How Wrong Was Milton Friedman? Harvard Team Quantifies the Ways
George Serafeim wants to revolutionize the way businesses calculate their success.
Profit and loss aren’t enough, says the Harvard Business School professor. Serafeim aims to do what no one has done before: Put a dollar value on the impact of products and operations on people and the planet, then add or subtract it from companies’ bottom lines.
Intel Corp. provides an example of both. Serafeim and his five-person team credited $6.9 billion to the chipmaker in 2018 for paying its employees well and for boosting local economies where it has offices. But they deducted $3.1 billion for what they said was a shortage of women employees, the difficulty of career advancement and not enough attention paid to workers’ health.

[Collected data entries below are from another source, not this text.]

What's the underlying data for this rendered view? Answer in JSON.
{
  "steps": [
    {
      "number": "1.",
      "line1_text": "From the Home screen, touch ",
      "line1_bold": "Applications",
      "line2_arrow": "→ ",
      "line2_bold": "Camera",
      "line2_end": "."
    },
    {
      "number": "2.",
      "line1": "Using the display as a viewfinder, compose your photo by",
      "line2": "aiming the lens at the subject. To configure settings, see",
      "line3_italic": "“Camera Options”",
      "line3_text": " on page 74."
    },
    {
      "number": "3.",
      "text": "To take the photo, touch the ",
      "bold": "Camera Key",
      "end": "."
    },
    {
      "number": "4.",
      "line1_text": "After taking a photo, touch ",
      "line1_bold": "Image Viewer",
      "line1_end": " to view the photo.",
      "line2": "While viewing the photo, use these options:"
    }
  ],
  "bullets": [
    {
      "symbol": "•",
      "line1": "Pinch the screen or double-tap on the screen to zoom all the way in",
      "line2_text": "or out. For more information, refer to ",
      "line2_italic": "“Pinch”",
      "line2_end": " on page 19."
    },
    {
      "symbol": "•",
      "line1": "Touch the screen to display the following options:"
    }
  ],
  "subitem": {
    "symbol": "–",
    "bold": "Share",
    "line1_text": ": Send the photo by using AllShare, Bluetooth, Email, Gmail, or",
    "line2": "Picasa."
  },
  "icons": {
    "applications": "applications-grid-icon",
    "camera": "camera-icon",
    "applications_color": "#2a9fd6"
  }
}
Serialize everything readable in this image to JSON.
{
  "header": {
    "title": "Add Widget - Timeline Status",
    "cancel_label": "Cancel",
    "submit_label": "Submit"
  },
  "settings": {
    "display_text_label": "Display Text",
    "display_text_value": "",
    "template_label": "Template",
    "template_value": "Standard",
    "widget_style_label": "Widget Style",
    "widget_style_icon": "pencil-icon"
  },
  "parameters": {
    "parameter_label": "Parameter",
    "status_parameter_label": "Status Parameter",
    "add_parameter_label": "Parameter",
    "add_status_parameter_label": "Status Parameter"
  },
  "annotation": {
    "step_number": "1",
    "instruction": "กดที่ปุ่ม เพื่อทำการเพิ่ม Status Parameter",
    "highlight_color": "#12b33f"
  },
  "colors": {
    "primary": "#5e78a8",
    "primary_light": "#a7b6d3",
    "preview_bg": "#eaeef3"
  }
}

“Without monetizing impacts, we’re left with the illusion that businesses have no impact,” Serafeim said. Companies that show big profits can have enormous negative effects on society, he said. “They’re just cheating because they’re operating in a context that doesn’t price all those impacts.”
Serafeim’s research throws out the playbook of measuring business performance primarily by shareholder value, which was popularized last century by Nobel Prize-winning economist Milton Friedman. Besides providing an antidote to “good washing” -- corporate happy talk without follow-up -- his work comes as companies increasingly search for ways to help boost a society that, despite its wealth, suffers from woes that include racism, a widening chasm between rich and poor, and deepening damage to nature. The coronavirus pandemic has made that quest more urgent.